Groningse bewegingswetenschappers hebben in een driedelig onderzoek in kaart gebracht wat prothesedragers precies doen als ze lopen, meldt de Rijksuniversiteit Groningen. Fysiotherapeut Helco van Keeken gebruikte daarvoor biomechanische analyse, een combinatie van een analyse van wiskundige modellen en bewegingsdata. De uitkomsten geven inzicht in hoe patiënten de tekortkomingen van een prothesebeen beter kunnen compenseren.

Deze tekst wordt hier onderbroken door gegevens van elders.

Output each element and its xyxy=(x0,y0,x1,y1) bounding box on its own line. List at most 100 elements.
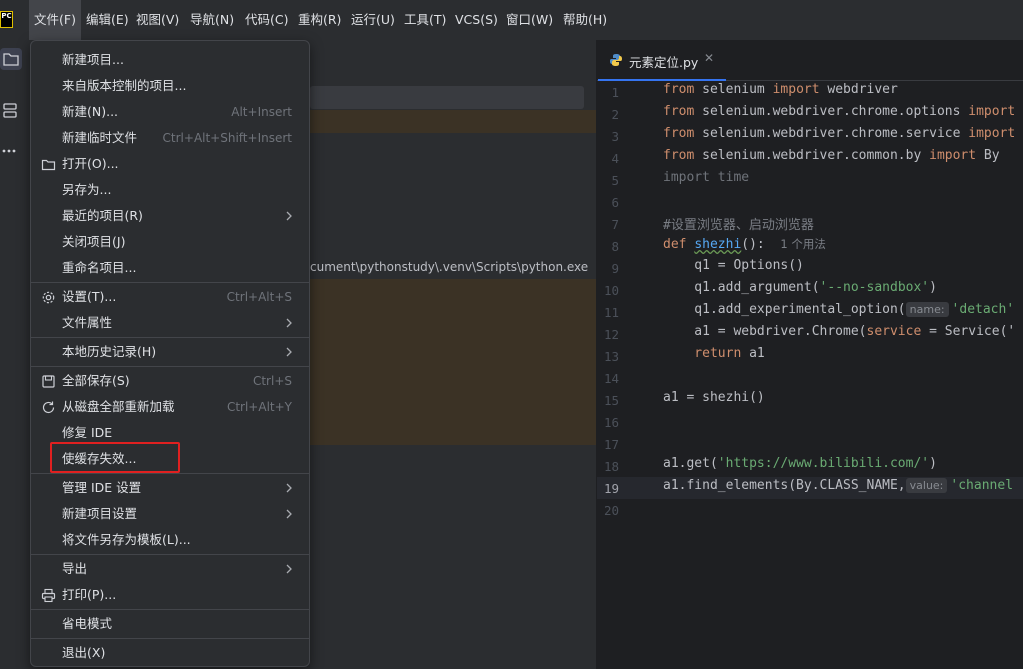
line-number: 1 xyxy=(611,85,619,100)
chevron-right-icon xyxy=(286,509,292,519)
chevron-right-icon xyxy=(286,483,292,493)
reload-icon xyxy=(42,401,55,414)
line-number: 14 xyxy=(603,371,619,386)
structure-icon[interactable] xyxy=(0,100,22,122)
shortcut-label: Alt+Insert xyxy=(231,105,292,119)
menu-item-save-as-template[interactable]: 将文件另存为模板(L)... xyxy=(31,527,309,553)
line-number: 6 xyxy=(611,195,619,210)
line-number: 3 xyxy=(611,129,619,144)
menu-item-project-from-vcs[interactable]: 来自版本控制的项目... xyxy=(31,73,309,99)
menu-separator xyxy=(31,282,309,283)
line-number: 17 xyxy=(603,437,619,452)
code-line-18: a1.get('https://www.bilibili.com/') xyxy=(663,456,937,471)
shortcut-label: Ctrl+Alt+S xyxy=(226,290,292,304)
menu-help[interactable]: 帮助(H) xyxy=(558,0,612,40)
menu-item-recent-projects[interactable]: 最近的项目(R) xyxy=(31,203,309,229)
line-number: 15 xyxy=(603,393,619,408)
menu-item-rename-project[interactable]: 重命名项目... xyxy=(31,255,309,281)
menu-code[interactable]: 代码(C) xyxy=(240,0,293,40)
code-line-5: import time xyxy=(663,170,750,185)
menu-navigate[interactable]: 导航(N) xyxy=(185,0,239,40)
menu-item-new-project-settings[interactable]: 新建项目设置 xyxy=(31,501,309,527)
annotation-highlight-box xyxy=(50,442,180,473)
menu-item-export[interactable]: 导出 xyxy=(31,556,309,582)
menu-separator xyxy=(31,638,309,639)
menu-item-new-project[interactable]: 新建项目... xyxy=(31,47,309,73)
line-number: 8 xyxy=(611,239,619,254)
line-number: 12 xyxy=(603,327,619,342)
editor-tab-label: 元素定位.py xyxy=(629,55,699,70)
code-line-1: from selenium import webdriver xyxy=(663,82,898,97)
menu-item-settings[interactable]: 设置(T)... Ctrl+Alt+S xyxy=(31,284,309,310)
menu-item-new[interactable]: 新建(N)... Alt+Insert xyxy=(31,99,309,125)
python-file-icon xyxy=(610,54,622,66)
code-line-19: a1.find_elements(By.CLASS_NAME, value:'ch… xyxy=(663,478,1014,493)
line-number: 2 xyxy=(611,107,619,122)
menu-item-save-all[interactable]: 全部保存(S) Ctrl+S xyxy=(31,368,309,394)
menu-item-power-save-mode[interactable]: 省电模式 xyxy=(31,611,309,637)
interpreter-path: cument\pythonstudy\.venv\Scripts\python.… xyxy=(310,260,589,274)
menu-item-print[interactable]: 打印(P)... xyxy=(31,582,309,608)
gear-icon xyxy=(42,291,55,304)
tool-window-strip xyxy=(0,40,27,669)
menu-item-close-project[interactable]: 关闭项目(J) xyxy=(31,229,309,255)
line-number: 13 xyxy=(603,349,619,364)
menu-item-manage-ide-settings[interactable]: 管理 IDE 设置 xyxy=(31,475,309,501)
chevron-right-icon xyxy=(286,318,292,328)
code-content[interactable]: from selenium import webdriver from sele… xyxy=(663,81,1023,669)
menu-item-new-scratch-file[interactable]: 新建临时文件 Ctrl+Alt+Shift+Insert xyxy=(31,125,309,151)
code-line-2: from selenium.webdriver.chrome.options i… xyxy=(663,104,1016,119)
close-icon[interactable]: ✕ xyxy=(704,51,714,65)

Een prothesedrager moet er altijd voor waken dat hij niet door zijn knie zakt en dat de prothesevoet de grond niet raakt bij het naar voren zwaaien van het been. Ook is de prothese-enkel stijver dan een gezonde enkel. Van Keeken ging na wat de biomechanische aspecten zijn van vier loopfasen: starten met lopen, gewicht plaatsen op het prothesebeen, het prothesebeen naar voren bewegen, en stoppen met lopen. Hij ontdekte dat het gebrek aan voortstuwende kracht in het prothesebeen gecompenseerd wordt door het gezonde been. Ook ontdekte hij waarom prothesedragers bij voorkeur beginnen te lopen met het prothesebeen en waarom ze bij stoppen dat juist liever doen met het gezonde been. Die inzichten kunnen helpen om de tevredenheid onder prothesedragers te verbeteren.
Onderzoeksproject
Helco G. van Keeken (Utrecht, 1973) studeerde fysiotherapie aan de Hogeschool van Amsterdam Hij verrichtte zijn promotieonderzoek bij het Centrum voor Revalidatie en het Centrum voor Bewegingswetenschappen van het Universitair Medisch Centrum Groningen. Zijn onderzoek maakte deel uit van het onderzoeksproject ‘Postural control after lower limb amputation’, waarvan dit het derde en laatste proefschrift is. Het onderzoek werd gefinancierd door Stichting OIM Orthopedie, Stichting Beatrixoord en Stichting Anna Fonds. Van Keeken werkt als docent Bewegingswetenschappen in Groningen.